Le kayak est une extension du domaine de la marche. Sur les chemins d’eau comme sur les sentiers il y a ce double choix, lui-même dédoublé. Première option : rester à part dans le silence, l’ouverture au paysage, la contemplation ou s’isoler dans la méditation introspective entrainée par la répétition du mouvement propulseur. Deuxième option : rejoindre tout ou partie de la flottille, écouter ou contribuer à la conversation suscitée par la proximité des corps en mouvement.

Le choix est cependant soumis à des forces assez difficiles à maîtriser. On veut prendre ses distances mais une forme de magnétisme agrégatif nous maintient dans le groupe, prisonnier de la conversation trop bruyante, trop prosaïque ou trop savante dont on souhaitait s’extraire. Et si, à l’inverse, on cherche à rattraper le peloton pour tirer parti de sa dynamique collective, distraire sa douleur physique ou sa fatigue, voire simplement partager une idée, c’est pour constater l’irrémédiable vanité de son effort, le maintien si ce n’est le creusement des distances entres les kayaks.

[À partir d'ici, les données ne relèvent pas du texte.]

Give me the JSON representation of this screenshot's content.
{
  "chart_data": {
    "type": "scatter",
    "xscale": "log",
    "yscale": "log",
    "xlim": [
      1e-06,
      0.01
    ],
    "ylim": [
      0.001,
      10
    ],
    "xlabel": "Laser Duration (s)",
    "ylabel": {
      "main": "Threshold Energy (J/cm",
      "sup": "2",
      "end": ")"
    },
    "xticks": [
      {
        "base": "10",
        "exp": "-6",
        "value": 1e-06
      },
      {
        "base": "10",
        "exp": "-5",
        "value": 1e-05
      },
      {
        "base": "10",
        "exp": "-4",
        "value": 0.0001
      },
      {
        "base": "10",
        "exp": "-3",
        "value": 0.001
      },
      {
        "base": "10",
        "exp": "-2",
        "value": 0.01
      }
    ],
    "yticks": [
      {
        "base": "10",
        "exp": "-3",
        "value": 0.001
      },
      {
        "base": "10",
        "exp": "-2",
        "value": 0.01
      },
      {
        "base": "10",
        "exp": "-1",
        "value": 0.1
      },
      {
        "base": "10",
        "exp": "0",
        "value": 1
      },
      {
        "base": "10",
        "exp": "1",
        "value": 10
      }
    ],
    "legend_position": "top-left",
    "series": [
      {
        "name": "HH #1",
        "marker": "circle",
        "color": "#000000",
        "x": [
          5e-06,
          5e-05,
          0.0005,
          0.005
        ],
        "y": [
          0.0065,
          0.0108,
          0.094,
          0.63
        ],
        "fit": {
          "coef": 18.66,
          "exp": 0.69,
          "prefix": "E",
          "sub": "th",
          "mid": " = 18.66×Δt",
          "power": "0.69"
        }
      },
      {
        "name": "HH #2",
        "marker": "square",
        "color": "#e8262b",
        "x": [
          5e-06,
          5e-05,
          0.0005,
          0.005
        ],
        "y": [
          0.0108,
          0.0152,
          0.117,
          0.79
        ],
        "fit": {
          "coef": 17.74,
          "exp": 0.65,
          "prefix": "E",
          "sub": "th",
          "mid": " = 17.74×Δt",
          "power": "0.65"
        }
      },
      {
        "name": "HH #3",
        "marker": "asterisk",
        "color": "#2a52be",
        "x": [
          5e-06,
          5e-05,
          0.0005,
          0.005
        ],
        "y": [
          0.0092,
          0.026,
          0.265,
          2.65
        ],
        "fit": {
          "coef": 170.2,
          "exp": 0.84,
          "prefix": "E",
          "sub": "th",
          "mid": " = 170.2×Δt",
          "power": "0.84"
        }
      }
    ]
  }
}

Les aloses en montaisons puis leur jeune descendance en dévalaison sont-elles soumises à de telles alternatives ? Doivent-elles rester ensemble pour partager les informations extérieures (odeurs, températures, salinité, courants…) ou intérieures (mémoire, intuition, génome…) qui pèsent sur leurs décisions ? Ont-elles un fonctionnement individuel ou coloniaire ? C’est ce dont nous parlons avec Françoise en ce matin du troisième jour – pendant l’un de ces rares moments où nous avons réussi à naviguer bord à bord – sans doute parce qu’à défaut de géniteurs morts nous pensons avoir vu quantité de juvéniles sur les gravières où nous avons débarqué.

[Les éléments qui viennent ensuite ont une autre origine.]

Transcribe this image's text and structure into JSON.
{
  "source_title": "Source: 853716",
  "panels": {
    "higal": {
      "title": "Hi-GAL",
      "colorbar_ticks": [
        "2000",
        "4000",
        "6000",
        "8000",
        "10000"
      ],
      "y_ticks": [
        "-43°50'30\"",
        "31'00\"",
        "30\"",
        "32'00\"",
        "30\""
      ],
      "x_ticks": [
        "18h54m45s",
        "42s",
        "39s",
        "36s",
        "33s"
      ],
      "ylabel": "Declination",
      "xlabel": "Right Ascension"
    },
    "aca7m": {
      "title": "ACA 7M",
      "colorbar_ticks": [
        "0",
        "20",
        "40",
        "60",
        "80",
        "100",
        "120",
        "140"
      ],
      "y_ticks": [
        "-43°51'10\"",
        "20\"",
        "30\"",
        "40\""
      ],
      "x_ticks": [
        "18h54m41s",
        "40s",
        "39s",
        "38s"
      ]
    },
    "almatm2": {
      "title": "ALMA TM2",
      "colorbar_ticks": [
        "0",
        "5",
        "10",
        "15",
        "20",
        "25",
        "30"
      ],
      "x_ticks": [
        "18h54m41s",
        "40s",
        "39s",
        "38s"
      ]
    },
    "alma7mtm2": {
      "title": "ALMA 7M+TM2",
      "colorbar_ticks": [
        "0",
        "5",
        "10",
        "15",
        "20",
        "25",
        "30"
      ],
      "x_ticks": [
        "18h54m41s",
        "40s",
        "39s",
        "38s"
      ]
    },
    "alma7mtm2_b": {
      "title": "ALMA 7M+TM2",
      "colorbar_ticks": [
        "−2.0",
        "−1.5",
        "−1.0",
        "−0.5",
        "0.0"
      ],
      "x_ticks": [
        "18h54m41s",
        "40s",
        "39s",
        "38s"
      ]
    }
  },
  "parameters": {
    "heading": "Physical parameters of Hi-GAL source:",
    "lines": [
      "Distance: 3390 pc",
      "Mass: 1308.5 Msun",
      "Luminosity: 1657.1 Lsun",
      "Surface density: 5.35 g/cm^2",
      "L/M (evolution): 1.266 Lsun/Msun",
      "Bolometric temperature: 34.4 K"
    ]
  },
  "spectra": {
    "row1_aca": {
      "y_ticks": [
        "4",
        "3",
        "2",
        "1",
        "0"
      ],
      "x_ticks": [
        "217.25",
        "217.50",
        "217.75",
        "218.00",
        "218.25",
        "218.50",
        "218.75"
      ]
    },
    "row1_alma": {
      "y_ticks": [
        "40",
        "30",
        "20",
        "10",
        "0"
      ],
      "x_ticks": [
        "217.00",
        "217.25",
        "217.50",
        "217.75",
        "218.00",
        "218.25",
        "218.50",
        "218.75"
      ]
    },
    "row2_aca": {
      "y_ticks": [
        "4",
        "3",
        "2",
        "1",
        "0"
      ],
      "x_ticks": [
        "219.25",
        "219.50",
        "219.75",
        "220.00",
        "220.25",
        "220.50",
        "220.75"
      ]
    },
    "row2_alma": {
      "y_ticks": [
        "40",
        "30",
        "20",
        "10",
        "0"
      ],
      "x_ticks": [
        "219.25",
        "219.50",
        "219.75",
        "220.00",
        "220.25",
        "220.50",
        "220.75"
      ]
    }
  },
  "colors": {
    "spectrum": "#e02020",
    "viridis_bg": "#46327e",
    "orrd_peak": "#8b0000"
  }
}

Il y a des témoignages, me rappelle Françoise, racontant le fleuve transmuté en métal argenté par le passage multitudinaire des alosons. Il y a aussi cette hypothèse, poursuit-elle, invoquant la constitution de cohortes poissonneuses, au goulet de l’entonnoir estuarien, comme élément accélérateur de la migration de retour. Effet d’entrainement aujourd’hui dilué sinon perdu, le compte-goutte homéopathique – semblable à celui de nos kayaks – ayant remplacé le haut débit collaboratif.